How much is Sharing Economy Contributing to GDP?
The sharing economy revolves around online platforms activity. It is based on sharing underutilized resources, for a fee or for free, on one-to-one basis. Sharing economy encompasses household items, cars, land use.
Normally, the rates are determined on technology platforms via the software that connects supply to demand. Most times, the platforms get their cut and the seller goes with the rest.
It’s necessary for a government to include the cost of the transactions in sharing economy, when calculating Gross Domestic Product (GDP). As GDP indicates investment and consumption and government expenses.
Below are four ways of measuring value not shown in GDP, in the sharing economy:
- Uncounted economic gains:
Some discrete goods and services do have market value. Its economic activity gives rise to output that aren’t recorded in GDP. These include home improvements, gardening and childcare. This is the same way that sharing economy produces unseen economic value. It also opens people up to other parts of the economy. The individual gains though, as the individual gets to consume goods that were once beyond their reach.

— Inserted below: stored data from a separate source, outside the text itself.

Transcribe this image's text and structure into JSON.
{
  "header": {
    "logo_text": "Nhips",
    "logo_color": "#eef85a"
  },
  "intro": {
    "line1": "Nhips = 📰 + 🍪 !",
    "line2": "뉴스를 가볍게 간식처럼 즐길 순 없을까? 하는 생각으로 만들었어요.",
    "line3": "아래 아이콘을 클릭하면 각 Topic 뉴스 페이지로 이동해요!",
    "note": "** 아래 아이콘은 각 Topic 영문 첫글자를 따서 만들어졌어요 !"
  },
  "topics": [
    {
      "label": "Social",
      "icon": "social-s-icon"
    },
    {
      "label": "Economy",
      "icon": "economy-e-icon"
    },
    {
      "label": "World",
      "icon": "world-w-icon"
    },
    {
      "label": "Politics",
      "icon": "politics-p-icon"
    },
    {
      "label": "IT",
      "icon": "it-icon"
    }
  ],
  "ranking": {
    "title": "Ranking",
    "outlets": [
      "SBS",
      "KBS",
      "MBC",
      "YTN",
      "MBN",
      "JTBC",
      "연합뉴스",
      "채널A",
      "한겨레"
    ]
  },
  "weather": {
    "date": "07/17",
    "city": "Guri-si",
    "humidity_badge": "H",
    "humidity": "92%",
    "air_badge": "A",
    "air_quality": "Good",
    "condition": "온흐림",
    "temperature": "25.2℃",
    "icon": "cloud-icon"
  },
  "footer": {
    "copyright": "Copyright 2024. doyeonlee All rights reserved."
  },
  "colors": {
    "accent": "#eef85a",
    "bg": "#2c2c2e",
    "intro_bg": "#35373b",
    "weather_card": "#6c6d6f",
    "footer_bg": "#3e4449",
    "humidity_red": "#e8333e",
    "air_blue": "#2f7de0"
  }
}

- Better use of environmental resources:
The sharing economy has long been in existence. It owes its resurgence to the Internet. As it enables transaction costs to be reduced, whilst increasing options with excess capacity. Peak load events such as the Olympics, benefit from this. It also helps to eliminate waste for the good of the environment.
- Increased personal well-being:
In all its measure, GDP ignores social progress as a measure of well being. Which includes quality of life factors such as social and psychological health. Pertaining to sharing economy, its components are not part of calculating value. An economy that has high social sharing has high value too. But it doesn’t reflect on known economic indicators.
- Higher option value and consumer surplus:
Two interconnected concepts of value in economics which apply to sharing economy but can’t be seen by GDP are option value and consumer surplus. Option value is one that is placed on people’s willingness to make payments for the maintenance of public utilities even if they might never use it. Consumer surplus is the difference between what the consumers are willing to pay for and what they actually pay.
What to do?
Diane Coyle has argued: “the sharing economy is blurring the conventional boundary between ‘the economy’ and everyday life; understanding this is vital if governments are to develop policies that enable the economy to grow and people to work and earn as they want to”. Despite all the benefits that can’t be captured by GDP, risks such as corporate tax, social protection, and welfare still abound. Hence, Governments must ensure that everyone benefits from the value created. Suggestions have been made that using labor force surveys and big data techniques would help in understanding how people engage in social sharing. The European Commission is also taking steps that include environmental and social aspects in measures of economic progress, such as for development and happiness. In all, “statisticians and economists should think more deeply about what is meant by “the economy” in the twenty-first century”. That way they might be able to discover new technological means to measure it.